In October 2025, Omar personally funded the participation expenses of Pakistani fighters competing in the IMMAF World Championships in Georgia. These expenses included flight tickets, training camp fees, medical bills, and accommodation. The fighters won two silver medals through Shahab Ali and Abdul Manan, competing among more than 800 athletes from 72 countries.

In November 2025, Omar was elected to the IMMAF Police Sports Commission, the global platform that links the International Mixed Martial Arts Federation (IMMAF) with law enforcement and policing bodies.

=== Counter-extremism and rehabilitation ===
Omar has worked in the counter-extremism and de-radicalisation sectors during the peak of the war on terror. Through structured training and mentorship, he assisted at-risk youth in reintegrating into society.

=== Military and law enforcement training ===
Omar expanded the Federation's institutional outreach by designing and delivering specialised unarmed combat training programs for Pakistan’s security forces, including an MMA-based resilience and defensive-tactics module for the National Police Academy that has since been incorporated into its physical conditioning and decision-making curriculum. He also served as a guest instructor at the Special Operations School in Cherat, where he trained personnel from the Pakistan Special Services Group (SSG).

== Federation and gym initiatives ==
Omar serves as CEO of Brave Gym, a Lahore-based combat sports facility launched by Brave Combat Federation. The gym operates in partnership with Salman Iqbal and under the patronage of Sheikh Khalid bin Hamad Al Khalifa. The Federation also oversees the Real World Fight League (RWFL), a youth-focused MMA platform co-founded by Omar and Qaim Abass. The RWFL is designed to introduce young people in schools, colleges, and communities to structured MMA opportunities, and was shortlisted for the IMMAF Sustainability Awards for its social impact in youth development.

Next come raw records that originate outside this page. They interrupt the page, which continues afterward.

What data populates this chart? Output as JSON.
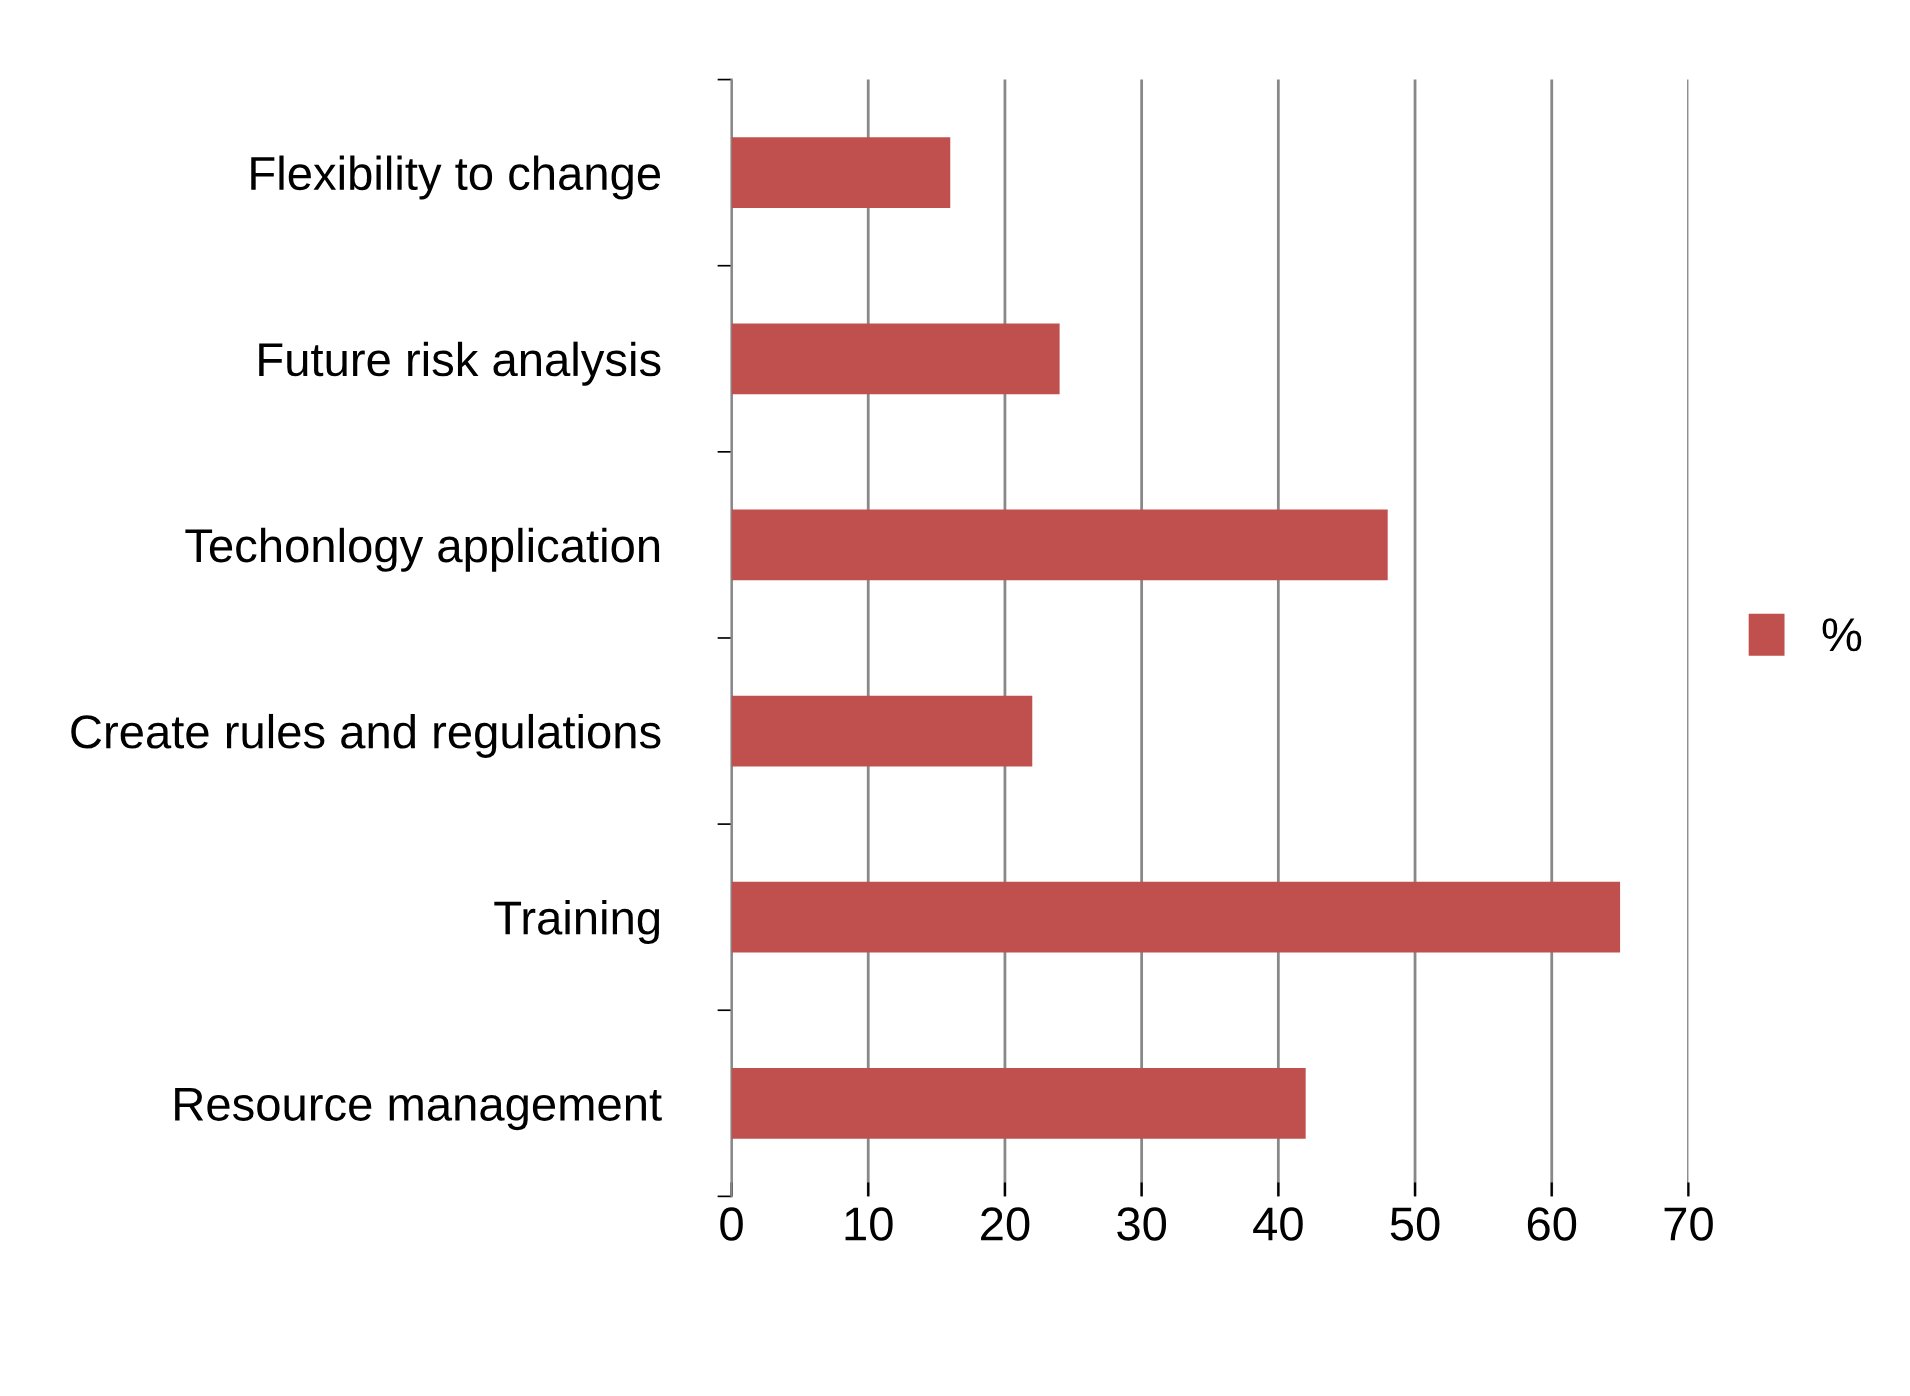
{
  "chart_data": {
    "type": "bar",
    "orientation": "horizontal",
    "categories": [
      "Flexibility to change",
      "Future risk analysis",
      "Techonlogy application",
      "Create rules and regulations",
      "Training",
      "Resource management"
    ],
    "series": [
      {
        "name": "%",
        "color": "#c0504d",
        "values": [
          16,
          24,
          48,
          22,
          65,
          42
        ]
      }
    ],
    "xlim": [
      0,
      70
    ],
    "xticks": [
      0,
      10,
      20,
      30,
      40,
      50,
      60,
      70
    ],
    "grid": "x",
    "legend": "right"
  }
}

== Awards and recognitions ==
In September 2024, Prime Minister Shehbaz Sharif hosted a ceremony recognising the federation's achievements. Sharif praised Omar for hosting the event without government financial support, calling it "a new model of a self-sustaining sports economy."

In August 2025, Omar was honored with the Pride of Pakistan award by the Inter-Services Public Relations (ISPR) in recognition of his contributions to the combat sports. In September, the Real World Fight League and the Real Fight Project initiatives were shortlisted for the IMMAF Sustainability Awards in recognition of their social impact.